Farmers’ markets attract city dwellers the way clover fields draw bees. Every major Canadian city has at least one, and since colonial days they have been a favourite tool of city planners seeking to develop new communities or rejuvenate rundown parts of town.
Though farmers’ markets traditionally have not been money-making commercial real estate ventures, a spate of new permanent structures suggests they have a new role as a popular anchor for urban redevelopment to lure both tourists and residents as the buy-local food movement gathers momentum across North America.
“They may make lots of money for the vendors and for businesses in the area around them, but the markets themselves don’t usually make money,” said Keith Tufts, lead architect for the Halifax Seaport Farmers’ Market that opened in 2010.
Halifax’s market history dates back to a royal proclamation in 1750 that approved the establishment of the first official farmers’ market in North America. By contrast, Granville Island Market began operating in Vancouver on the south side of False Creek under the Granville Street Bridge in the 1970s.
New markets are usually built with property and financial aid from government. But they also rely on support from vendors, farmers, local residents and other interested parties, as the Fulton Street Farmers’ Market in Grand Rapids, Mich., did when it sold personalized bricks to raise capital to build a new covered market and public square recently.
Other new market buildings have been erected in recent years in London, where a new market was built in a square that has held a farmers’ market since 1853 and in Saskatoon, which opened its first covered market building in a prime redevelopment area known as River Landing on a bank of the South Saskatchewan River.
The Halifax Port Authority Development initiated the $13-million Seaport market, in part, to serve its growing cruise ship business. Almost a quarter of a million cruise passengers arrived in the harbour last year and one of the first things they saw from the towering multi-storey ships was Seaport’s landscaped roof, Mr. Tufts said.
“My favourite part of the building is the green roof,” he said. “The view from it is spectacular. And even though it’s more expensive to put a deck over a roof, it protects the structure. Normally a roof has to be replaced every 15 to 20 years, but with the green roof protecting it, this one should last twice as long.”
It is an important attraction and is also rented for weddings and other functions.

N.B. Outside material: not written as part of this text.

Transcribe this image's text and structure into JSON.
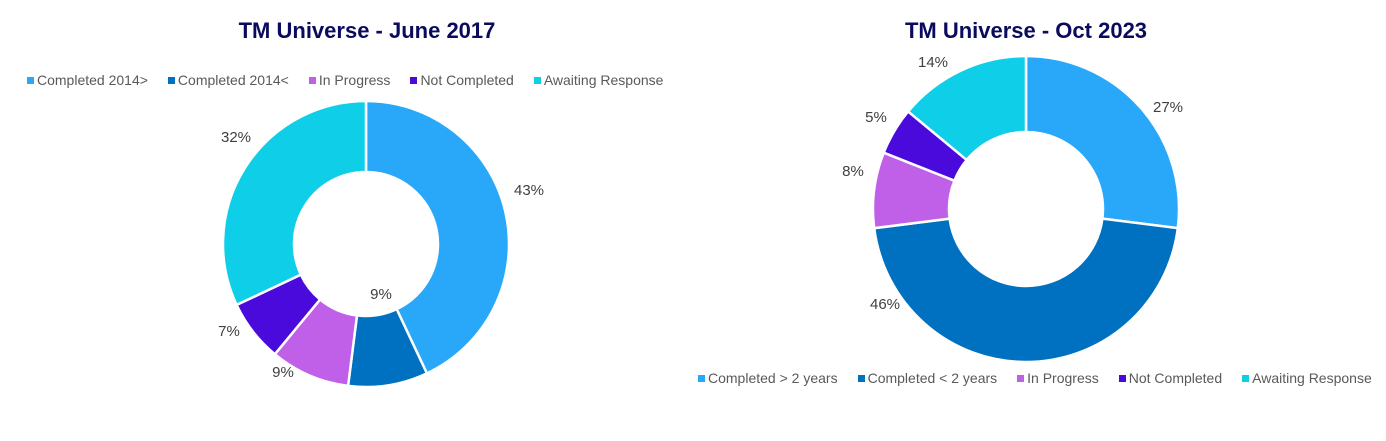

The ambitious market development was designed to meet and exceed the Leadership in Energy and Environmental Design (LEED) platinum standards and features state-of-the-art sustainability treatments such as wind-turbine-powered outdoor lighting, a combined geothermal-solar energy system, grey water recycling and interior ceilings and other furnishings made from wood recovered after Hurricane Juan toppled trees in 2003.
“I love walking through the market and hearing people talk about ‘Juan wood,’ “ said Mr. Tufts, who arranged to use the wood after a local company salvaged Halifax’s hurricane-felled trees. His firm, Lydon Lynch Architects, now has its office on the market’s second floor.
“The great thing is that the farmers were 100 per cent behind sustainability because that’s the world they live in,” he said. “Out on their farms they waste nothing. Everything is valuable. They’re dealing with a finite amount of resources and they understand the value of being in a green building that’s energy-responsible.”
The building is on the site of an old warehouse and is down the street and around the corner from the city’s historic market located in an old stone brewery near downtown Halifax, which continues to operate on Saturdays. Seaport, which is open six days a week year round, was built as the centrepiece of a port lands rejuvenation project.
The market is packed with locals on most Fridays, Saturdays and Sundays and ranks as one of the three most popular tourist sites in the city, Mr. Tufts said. Cruise passengers stream through the market but are so well fed on the ships they prefer arts and crafts to food.
The vendor board, which has a 40-year lease on the Port Authority building and operates the market, carries a larger mortgage than most other farmers’ markets and is in talks now with creditors about refinancing options, said board president Chris de Waal, whose shop, Getaway Farms Classic Butcher, sells grass-fed beef from his family’s farm.